Pertanyaan tersebut dilontarkan saat Presiden Prabowo tiba di Bandara Halim Perdanakusuma, Jakarta, Sabtu (27/9/2025), setelah kembali dari kunjungan luar negeri. Dalam sesi tersebut, Diana bertanya apakah Presiden telah memberikan instruksi kepada Badan Gizi Nasional (BGN) terkait polemik pelaksanaan program MBG yang belakangan menuai sorotan publik.
Tak lama setelah sesi tanya-jawab itu, Biro Pers, Media, dan Informasi (BPMI) Sekretariat Presiden mencabut kartu liputan Diana dengan alasan bahwa pertanyaannya dianggap di luar konteks agenda resmi.
Tindakan ini segera memicu kritik dari berbagai kalangan. Ikatan Jurnalis Televisi Indonesia (IJTI) menilai pencabutan kartu liputan tersebut mencederai prinsip kebebasan pers. IJTI menyatakan bahwa pertanyaan yang diajukan Diana masih berada dalam koridor etika jurnalistik dan merupakan bagian dari tanggung jawab media dalam mengawasi kebijakan publik.
"Pertanyaan terkait program Makanan Bergizi Gratis jelas menyangkut kepentingan publik. Itu bukan pelanggaran, melainkan bagian dari fungsi kontrol pers," kata perwakilan IJTI.
Senada dengan IJTI, Lembaga Bantuan Hukum (LBH) Pers menyebut langkah Istana sebagai bentuk intervensi yang tidak seharusnya terjadi dalam sistem demokrasi. LBH Pers mengingatkan bahwa tindakan semacam ini bisa menjadi preseden buruk yang mengancam kebebasan pers dan berpotensi mempersempit ruang kerja jurnalis.

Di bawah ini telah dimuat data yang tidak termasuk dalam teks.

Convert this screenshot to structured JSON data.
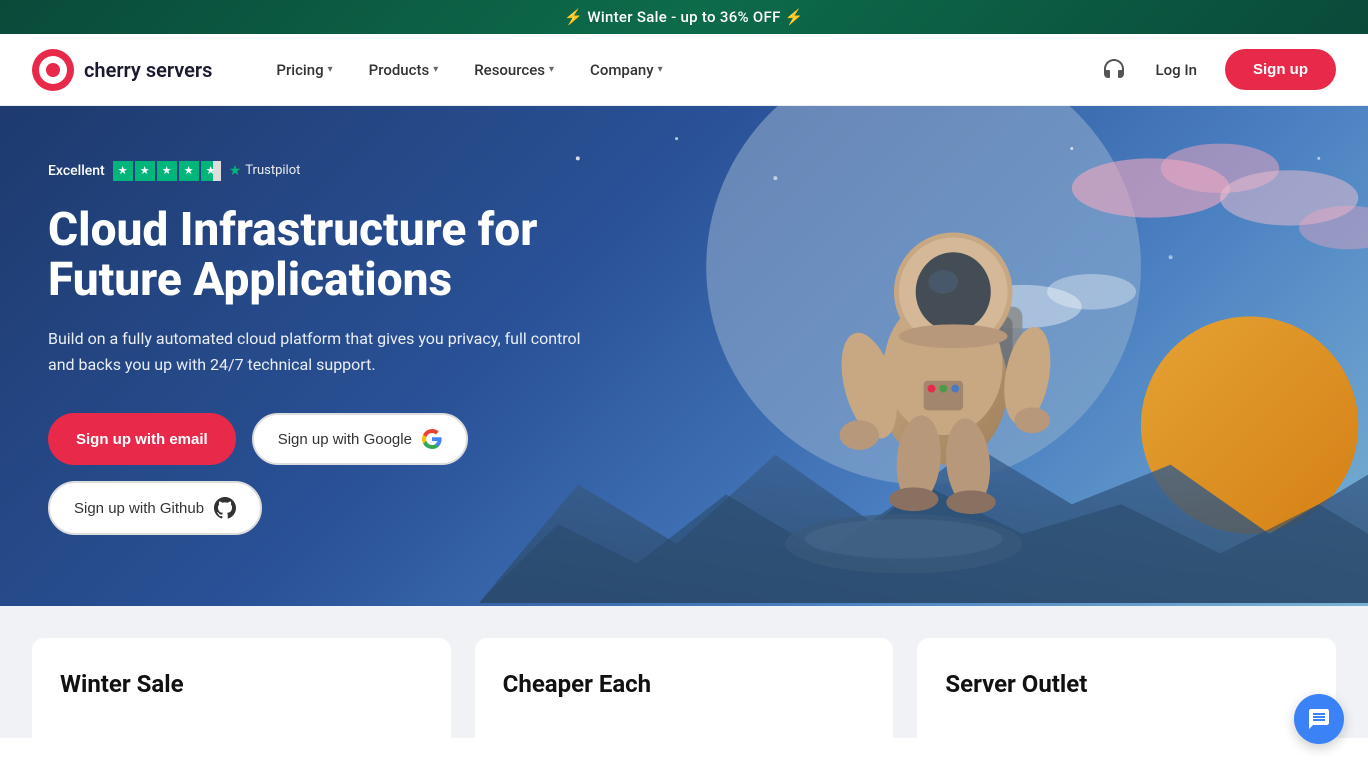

"Jika akses ke informasi dan peliputan dibatasi hanya karena pertanyaan yang dianggap tidak nyaman, maka itu bertentangan dengan prinsip transparansi dalam pemerintahan demokratis," tegas LBH Pers.
Kasus ini menimbulkan kekhawatiran lebih luas di kalangan media, bahwa akses jurnalis ke area strategis seperti Istana kini dapat ditarik sewaktu-waktu berdasarkan penilaian subjektif biro pers, bukan berdasarkan pelanggaran kode etik yang jelas.
Padahal, Undang-Undang Nomor 40 Tahun 1999 tentang Pers menjamin kebebasan pers sebagai bagian dari hak asasi manusia dan menjamin hak masyarakat untuk memperoleh informasi yang akurat dan relevan dari sumber yang terpercaya.
Hingga berita ini diturunkan, pihak Istana belum memberikan penjelasan resmi terkait pencabutan kartu liputan tersebut maupun tanggapan atas kritik yang dilayangkan berbagai pihak.